Jednym ze sposobów, w jaki partie mogą promować własne programy i idee, jest wykorzystanie podmiotów afiliowanych tj. fundacji i stowarzyszeń. W Stanach Zjednoczonych, gdzie finansowanie z budżetu państwa kampanii wyborczych jest mocno ograniczone, w grę wchodzą pieniądze zbierane dla komitetu kandydata, dla partii oraz dla Komitetów Działalności Politycznej (Political Action Committee). PAC stanowi podmiot, którego celem jest wspieranie kandydatów oraz ich inicjatyw ustawodawczych, a z drugiej strony zwalczanie poglądów przeciwnych i polityków opowiadających się za nimi. O ile działalność i finansowanie PAC podlega limitacji (PAC może otrzymać rocznie maksymalnie kwotę $5 tys. od pojedynczego obywatela oraz wydatkować taką samą kwotę na kampanię jednego kandydata w jednych wyborach), to podmioty zwane Supar-PAC nie są związane takimi ograniczeniami. Wynika to z dwóch orzeczeń z 2010 roku: Citizens United v. Federal Election Commission wydanym przez Sąd Najwyższy oraz SpeechNOW.org v FEC rozpatrywanym przez Sąd Apelacyjny Dystryktu Kolumbia. Powołując się na Pierwszą Poprawkę do Konstytucji Sądy orzekły, że nie można ograniczać prawa korporacjom, związkom zawodowym oraz innym podmiotom prawa do włączania się w kampanię, jeśli nie promują bezpośrednio kandydata. Na podobnych zasadach funkcjonują grupy 527 oraz grupy 501(c)(4) (nazwy pochodzą od numeru przepisu podatkowego), czyli organizacje non-profit walczące m.in. o prawo do posiadania broni (National Rifle Association of America), ochronę środowiska (Sierra Club) czy prawa mniejszości afro-amerykańskiej (The National Association for the Advancement of Colored People). Teoretyczne nie włączają się one w agitację wyborczą, ale praktycznie atakują zawzięcie kandydatów niepodzielających ich poglądów.
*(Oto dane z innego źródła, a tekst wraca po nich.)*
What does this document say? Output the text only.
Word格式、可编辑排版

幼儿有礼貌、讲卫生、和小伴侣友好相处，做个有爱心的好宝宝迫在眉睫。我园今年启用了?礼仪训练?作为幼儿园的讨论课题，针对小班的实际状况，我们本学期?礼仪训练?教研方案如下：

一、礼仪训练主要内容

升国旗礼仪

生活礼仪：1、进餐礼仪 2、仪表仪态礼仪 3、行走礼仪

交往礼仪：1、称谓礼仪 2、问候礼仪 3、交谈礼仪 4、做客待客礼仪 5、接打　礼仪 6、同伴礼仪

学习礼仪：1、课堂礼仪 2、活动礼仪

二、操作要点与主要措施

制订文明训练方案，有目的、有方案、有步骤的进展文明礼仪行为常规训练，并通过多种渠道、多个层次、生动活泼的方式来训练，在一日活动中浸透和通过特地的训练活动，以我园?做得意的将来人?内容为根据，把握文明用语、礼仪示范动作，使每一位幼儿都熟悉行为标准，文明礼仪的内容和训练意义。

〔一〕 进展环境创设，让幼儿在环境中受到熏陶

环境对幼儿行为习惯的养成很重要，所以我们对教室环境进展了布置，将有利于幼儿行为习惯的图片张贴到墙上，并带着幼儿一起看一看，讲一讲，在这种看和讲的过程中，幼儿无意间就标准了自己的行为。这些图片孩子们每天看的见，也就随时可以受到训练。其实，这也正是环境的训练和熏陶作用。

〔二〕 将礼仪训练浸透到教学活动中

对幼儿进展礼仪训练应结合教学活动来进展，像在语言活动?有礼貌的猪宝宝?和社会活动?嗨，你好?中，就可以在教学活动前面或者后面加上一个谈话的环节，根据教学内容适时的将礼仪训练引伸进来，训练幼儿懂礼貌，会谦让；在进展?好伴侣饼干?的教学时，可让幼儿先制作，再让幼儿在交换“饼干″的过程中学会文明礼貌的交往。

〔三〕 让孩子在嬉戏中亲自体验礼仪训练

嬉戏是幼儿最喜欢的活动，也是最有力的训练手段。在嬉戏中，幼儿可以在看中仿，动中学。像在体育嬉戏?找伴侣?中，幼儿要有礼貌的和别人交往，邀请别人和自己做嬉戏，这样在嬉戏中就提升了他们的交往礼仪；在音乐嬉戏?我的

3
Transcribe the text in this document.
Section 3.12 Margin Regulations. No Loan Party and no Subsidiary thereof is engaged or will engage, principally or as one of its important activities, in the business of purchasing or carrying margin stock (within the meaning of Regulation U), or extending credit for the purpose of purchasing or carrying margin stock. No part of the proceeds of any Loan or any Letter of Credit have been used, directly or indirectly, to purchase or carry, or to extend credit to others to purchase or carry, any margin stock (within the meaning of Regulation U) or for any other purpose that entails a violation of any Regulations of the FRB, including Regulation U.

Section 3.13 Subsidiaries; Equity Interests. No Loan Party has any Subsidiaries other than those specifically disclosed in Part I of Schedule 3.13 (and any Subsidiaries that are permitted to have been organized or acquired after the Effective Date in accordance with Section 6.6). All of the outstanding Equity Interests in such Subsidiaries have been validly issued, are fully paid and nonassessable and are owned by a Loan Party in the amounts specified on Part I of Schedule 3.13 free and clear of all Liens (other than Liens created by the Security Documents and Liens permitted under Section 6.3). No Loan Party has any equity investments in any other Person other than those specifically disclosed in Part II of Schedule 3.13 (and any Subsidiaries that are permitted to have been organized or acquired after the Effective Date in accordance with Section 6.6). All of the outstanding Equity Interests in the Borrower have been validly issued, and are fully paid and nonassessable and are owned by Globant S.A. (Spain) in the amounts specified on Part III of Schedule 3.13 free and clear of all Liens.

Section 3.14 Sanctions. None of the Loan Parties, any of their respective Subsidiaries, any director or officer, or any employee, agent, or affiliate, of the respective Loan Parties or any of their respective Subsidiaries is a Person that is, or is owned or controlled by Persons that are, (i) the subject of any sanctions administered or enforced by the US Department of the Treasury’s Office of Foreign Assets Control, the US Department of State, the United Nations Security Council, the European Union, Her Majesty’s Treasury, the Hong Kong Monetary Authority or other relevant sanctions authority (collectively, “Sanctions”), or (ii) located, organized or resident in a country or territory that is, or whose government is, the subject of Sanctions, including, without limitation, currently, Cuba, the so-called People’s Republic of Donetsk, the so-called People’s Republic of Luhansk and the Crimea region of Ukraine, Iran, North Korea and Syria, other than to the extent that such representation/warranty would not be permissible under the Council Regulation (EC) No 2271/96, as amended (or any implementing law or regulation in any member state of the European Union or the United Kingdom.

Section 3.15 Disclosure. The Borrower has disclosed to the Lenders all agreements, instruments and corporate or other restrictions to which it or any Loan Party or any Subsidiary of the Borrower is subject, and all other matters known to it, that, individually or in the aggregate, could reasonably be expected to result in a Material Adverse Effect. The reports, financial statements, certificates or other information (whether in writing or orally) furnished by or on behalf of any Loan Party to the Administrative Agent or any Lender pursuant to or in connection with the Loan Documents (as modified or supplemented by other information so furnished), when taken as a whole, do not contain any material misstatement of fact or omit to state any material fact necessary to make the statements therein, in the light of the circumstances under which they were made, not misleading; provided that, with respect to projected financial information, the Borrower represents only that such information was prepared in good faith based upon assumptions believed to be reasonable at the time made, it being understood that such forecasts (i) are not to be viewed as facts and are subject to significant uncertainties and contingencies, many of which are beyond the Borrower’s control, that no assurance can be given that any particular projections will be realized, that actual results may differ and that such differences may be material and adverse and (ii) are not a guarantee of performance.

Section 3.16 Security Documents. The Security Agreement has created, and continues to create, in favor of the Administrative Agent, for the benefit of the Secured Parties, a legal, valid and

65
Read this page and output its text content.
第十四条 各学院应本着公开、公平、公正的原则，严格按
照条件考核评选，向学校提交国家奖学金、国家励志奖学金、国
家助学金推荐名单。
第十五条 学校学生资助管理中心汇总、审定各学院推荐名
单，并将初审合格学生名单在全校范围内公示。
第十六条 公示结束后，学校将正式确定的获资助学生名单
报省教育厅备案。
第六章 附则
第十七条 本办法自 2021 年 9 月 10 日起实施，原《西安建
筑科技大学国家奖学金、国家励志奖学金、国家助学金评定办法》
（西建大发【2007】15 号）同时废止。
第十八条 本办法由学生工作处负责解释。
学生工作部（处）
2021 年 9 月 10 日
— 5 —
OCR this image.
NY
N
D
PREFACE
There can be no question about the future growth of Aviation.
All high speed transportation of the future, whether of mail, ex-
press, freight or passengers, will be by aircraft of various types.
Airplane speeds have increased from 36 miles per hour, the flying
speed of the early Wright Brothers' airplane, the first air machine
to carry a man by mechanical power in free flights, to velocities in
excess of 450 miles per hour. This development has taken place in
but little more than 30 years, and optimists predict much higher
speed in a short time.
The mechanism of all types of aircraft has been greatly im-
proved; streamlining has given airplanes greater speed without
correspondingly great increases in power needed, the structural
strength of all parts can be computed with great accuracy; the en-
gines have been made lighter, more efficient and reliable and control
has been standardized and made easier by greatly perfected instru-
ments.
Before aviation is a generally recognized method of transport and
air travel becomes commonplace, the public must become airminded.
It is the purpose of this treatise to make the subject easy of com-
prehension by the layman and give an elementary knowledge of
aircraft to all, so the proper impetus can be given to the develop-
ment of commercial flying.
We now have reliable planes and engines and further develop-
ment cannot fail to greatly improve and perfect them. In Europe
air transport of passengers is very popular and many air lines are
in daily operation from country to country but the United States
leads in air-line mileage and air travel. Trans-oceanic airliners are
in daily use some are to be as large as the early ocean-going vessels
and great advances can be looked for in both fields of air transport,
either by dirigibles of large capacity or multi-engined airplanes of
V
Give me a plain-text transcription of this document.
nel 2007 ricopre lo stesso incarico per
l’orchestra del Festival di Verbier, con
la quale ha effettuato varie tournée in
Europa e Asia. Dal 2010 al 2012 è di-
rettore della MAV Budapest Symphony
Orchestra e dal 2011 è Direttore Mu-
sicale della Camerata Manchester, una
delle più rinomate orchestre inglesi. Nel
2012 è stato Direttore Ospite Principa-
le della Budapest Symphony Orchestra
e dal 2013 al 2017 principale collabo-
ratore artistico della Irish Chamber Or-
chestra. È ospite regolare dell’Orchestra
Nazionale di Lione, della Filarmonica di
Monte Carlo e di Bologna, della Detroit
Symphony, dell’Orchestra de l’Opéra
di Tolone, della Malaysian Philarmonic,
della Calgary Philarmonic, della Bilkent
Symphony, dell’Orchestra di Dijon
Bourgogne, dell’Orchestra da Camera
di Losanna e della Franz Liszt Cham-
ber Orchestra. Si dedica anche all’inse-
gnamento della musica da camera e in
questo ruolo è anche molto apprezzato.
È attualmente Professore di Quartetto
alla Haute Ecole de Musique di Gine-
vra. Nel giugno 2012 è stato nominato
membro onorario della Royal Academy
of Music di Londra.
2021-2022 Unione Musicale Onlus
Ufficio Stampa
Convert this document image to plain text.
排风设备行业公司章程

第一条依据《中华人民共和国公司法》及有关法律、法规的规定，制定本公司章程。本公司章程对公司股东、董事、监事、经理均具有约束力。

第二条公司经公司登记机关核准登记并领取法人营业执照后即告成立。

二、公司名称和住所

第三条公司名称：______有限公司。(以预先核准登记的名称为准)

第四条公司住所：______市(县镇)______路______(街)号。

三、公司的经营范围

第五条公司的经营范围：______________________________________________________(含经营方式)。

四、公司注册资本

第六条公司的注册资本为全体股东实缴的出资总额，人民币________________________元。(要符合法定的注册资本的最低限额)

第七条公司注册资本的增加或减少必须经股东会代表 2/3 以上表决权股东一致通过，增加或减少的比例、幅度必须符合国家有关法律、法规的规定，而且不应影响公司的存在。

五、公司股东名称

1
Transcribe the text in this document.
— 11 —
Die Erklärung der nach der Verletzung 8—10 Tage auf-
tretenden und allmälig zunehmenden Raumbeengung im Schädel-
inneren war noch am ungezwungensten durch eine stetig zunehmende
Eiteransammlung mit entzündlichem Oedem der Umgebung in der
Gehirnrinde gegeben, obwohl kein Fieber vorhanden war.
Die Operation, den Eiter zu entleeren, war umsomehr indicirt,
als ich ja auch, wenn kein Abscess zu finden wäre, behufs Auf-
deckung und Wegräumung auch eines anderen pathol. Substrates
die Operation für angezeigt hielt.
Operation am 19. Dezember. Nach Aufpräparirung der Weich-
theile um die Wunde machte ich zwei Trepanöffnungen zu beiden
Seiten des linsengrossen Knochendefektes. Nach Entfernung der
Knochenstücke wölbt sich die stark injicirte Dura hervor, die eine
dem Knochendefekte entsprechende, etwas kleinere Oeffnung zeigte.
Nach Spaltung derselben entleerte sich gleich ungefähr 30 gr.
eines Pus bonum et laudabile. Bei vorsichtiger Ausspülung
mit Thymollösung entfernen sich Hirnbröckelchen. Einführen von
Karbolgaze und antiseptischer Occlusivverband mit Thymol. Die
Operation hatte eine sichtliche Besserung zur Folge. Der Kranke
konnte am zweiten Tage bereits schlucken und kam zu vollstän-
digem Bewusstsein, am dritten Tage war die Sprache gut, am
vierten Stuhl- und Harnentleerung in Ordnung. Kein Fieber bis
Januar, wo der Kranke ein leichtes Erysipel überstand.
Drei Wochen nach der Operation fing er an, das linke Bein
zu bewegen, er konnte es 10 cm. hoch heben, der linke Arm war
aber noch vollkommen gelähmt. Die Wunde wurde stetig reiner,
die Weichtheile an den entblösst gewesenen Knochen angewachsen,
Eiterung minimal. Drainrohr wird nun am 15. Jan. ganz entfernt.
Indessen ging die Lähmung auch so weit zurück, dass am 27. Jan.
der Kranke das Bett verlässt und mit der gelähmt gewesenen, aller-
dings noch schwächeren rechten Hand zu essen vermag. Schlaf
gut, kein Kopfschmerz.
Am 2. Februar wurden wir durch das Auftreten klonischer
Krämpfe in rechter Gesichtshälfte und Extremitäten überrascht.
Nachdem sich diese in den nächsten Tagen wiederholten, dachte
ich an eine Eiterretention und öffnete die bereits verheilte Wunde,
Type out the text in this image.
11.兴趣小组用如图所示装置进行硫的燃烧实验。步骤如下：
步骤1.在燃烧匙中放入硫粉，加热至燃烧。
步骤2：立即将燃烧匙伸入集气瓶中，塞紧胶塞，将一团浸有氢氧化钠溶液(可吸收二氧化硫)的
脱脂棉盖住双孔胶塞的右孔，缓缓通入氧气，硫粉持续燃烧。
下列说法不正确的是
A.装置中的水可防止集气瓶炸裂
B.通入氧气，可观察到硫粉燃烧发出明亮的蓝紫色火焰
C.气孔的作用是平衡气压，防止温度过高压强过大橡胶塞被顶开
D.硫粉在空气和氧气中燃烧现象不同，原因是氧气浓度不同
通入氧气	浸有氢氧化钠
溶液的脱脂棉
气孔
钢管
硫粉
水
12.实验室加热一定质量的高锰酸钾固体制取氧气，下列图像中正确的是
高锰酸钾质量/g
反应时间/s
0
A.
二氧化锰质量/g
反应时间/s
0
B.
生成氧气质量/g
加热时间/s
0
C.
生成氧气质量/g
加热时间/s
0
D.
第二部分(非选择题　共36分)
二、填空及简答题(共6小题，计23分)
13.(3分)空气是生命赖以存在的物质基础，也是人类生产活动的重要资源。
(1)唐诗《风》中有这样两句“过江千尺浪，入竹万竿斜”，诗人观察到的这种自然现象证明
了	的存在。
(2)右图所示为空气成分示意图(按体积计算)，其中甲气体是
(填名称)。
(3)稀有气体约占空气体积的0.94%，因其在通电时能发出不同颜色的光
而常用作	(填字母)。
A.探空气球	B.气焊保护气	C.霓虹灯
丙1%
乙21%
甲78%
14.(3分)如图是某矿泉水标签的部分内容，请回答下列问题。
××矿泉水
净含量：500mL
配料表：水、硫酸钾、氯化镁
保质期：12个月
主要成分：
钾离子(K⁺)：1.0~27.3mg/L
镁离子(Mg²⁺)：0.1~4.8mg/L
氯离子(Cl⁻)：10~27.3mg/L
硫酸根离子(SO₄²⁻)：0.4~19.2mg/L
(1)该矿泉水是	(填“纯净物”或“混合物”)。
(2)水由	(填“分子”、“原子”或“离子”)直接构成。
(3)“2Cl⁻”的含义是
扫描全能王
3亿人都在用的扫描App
Skoro kampanie wyborcze podlegają amerykanizacji, prawdopodobnie i w omijaniu prawa wzór będziemy czerpać zza oceanu. Już dziś możemy obserwować zaangażowanie fundacji, stowarzyszeń czy prywatnych przedsiębiorstw, które wspomagają pewne inicjatywy, mniej lub bardziej skorelowane z wydarzeniami politycznymi. Konstytucja RP gwarantuje wolność tworzenia i działania związków zawodowych, stowarzyszeń, ruchów obywatelskich i fundacji (art. 12), wolność działalności gospodarczej (art. 20) oraz wolność wyrażania poglądów, pozyskiwania i rozpowszechniania informacji (art. 54 ust 1). Oddzielenie kampanii społecznych realizowanych przez te podmioty a podejmowanych kwestii w kampaniach wyborczych może przysparzać problemy, a ocena tego zjawiska może być w przyszłości rozstrzygana przez Trybunał Konstytucyjny.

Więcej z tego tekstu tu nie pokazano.